Leurs propos sont inaudibles, les explications des avocats se perdent dans le brouhaha et un bruit de fond (circulation, ambulances qui passent, conversations étouffées) couvre tous les débats. Ce détail n’est pas anodin, car le législateur a bien spécifié que les audiences des tribunaux doivent impérativement être publiques : ceci non pour garantir un spectacle, mais pour que la justice rendue soit juste et équitable, le rôle du public étant de «contrôler» un peu ce que font les juges. Pourtant, pour régler ce problème les aides n’ont pas manqué : de l’Union Européenne, au Japon, sans oublier la Banque Mondiale, de nombreux prêts à taux préférentiels ont été accordés au Maroc.
Mais les vieux réflexes ont la vie dure. Toutes les salles d’audience ont été équipées de matériel de sonorisation (micros, haut-parleurs…), et on peut les voir, encore aujourd’hui, dans leur emballage bleu d’origine car ils sont peu utilisés.
La faute à qui, direz-vous ? À personne, en fait, juste un manque de volonté de faire changer les choses. Dès leur installation, puis leur mise en fonction, on a découvert que ces micros n’étaient pas tout à fait au point, du moins pour certains d’entre eux, et causaient parfois quelques soucis à l’usage : effet Larsen perçant dans la salle, distorsions diverses, sifflements dans les haut-parleurs, le tout entraînant aussi parfois un court-circuit général et la coupure de l’électricité dans la salle.
Ce qui obligeait alors les magistrats, soit à suspendre momentanément l’audience, soit à émigrer vers une salle non encore «modernisée». 
Mais ces désagréments, pour dérangeants qu’ils fussent, étaient somme toute, normaux : comme pour toute nouvelle installation, il fallait un certain temps d’adaptation, de réglages ou de corrections, avant que le système ne soit totalement opérationnel.
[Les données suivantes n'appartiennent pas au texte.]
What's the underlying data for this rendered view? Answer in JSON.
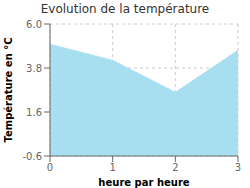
{
  "chart_data": {
    "type": "area",
    "title": "Evolution de la température",
    "xlabel": "heure par heure",
    "ylabel": "Température en °C",
    "x": [
      0,
      1,
      2,
      3
    ],
    "values": [
      5.0,
      4.2,
      2.6,
      4.7
    ],
    "xlim": [
      0,
      3
    ],
    "ylim": [
      -0.6,
      6.0
    ],
    "xticks": [
      0,
      1,
      2,
      3
    ],
    "yticks": [
      -0.6,
      1.6,
      3.8,
      {
        "value": 6.0,
        "label": "6.0"
      }
    ],
    "color": "#a8dff0",
    "line_style": "dotted",
    "grid": true
  }
}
Idée qui n’a pas fait son chemin, et nous laisse encore avec des salles équipées avec du matériel inutilisé.
Même chose pour les installations de climatisation.
D’abord une question simple : pour certains bâtiments relativement récents, comme le tribunal de commerce (une merveille architecturale), le Tribunal Social et de la Famille (à Hay Hassani), comment peut-on concevoir la construction de tels équipements sans prévoir, dans le budget, le coût de la climatisation? Question sans réponse, et de ce fait, dans ces deux bâtiments, il a fallu des années avant que ne soient entrepris des travaux de mise à niveau. Qui dit travaux suppose des désagréments divers, bruits, poussières, pose de câblages…, qui dérangent dans un tribunal en pleine activité.
Du coup, on réduit l’ampleur des travaux, on n’équipe pas toutes les salles, et on se retrouve avec un bâtiment où il fait plus chaud encore qu’à l’extérieur en période estivale, ce qui n’est guère commode pour la concentration de ceux qui y travaillent, magistrats, avocats, greffiers ou autres.
Et parfois la modernisation prend une allure comment dire… ubuesque. Ainsi en est-il de l’informatisation des tribunaux. Des ordinateurs sont à la disposition des justiciables et avocats afin de contrôler et faire un suivi rapide des dossiers. Intention louable et pratique, si l’on ignore les «couacs» informatiques.
Mais que dire du PC flambant neuf, intelligemment situé HORS de l’enceinte du tribunal, et condamné à un vandalisme programmé ? Du coup, il a fallu engager un vigile, chargé de veiller sur ce PC et réaménager les rondes de police affectées au Tribunal, afin de toujours garder un œil sur cet équipement. Éminemment pratique du reste, si l’on veut vérifier un dossier, toutes affaires cessantes et de toute urgence un samedi à deux heures du matin sous la pluie!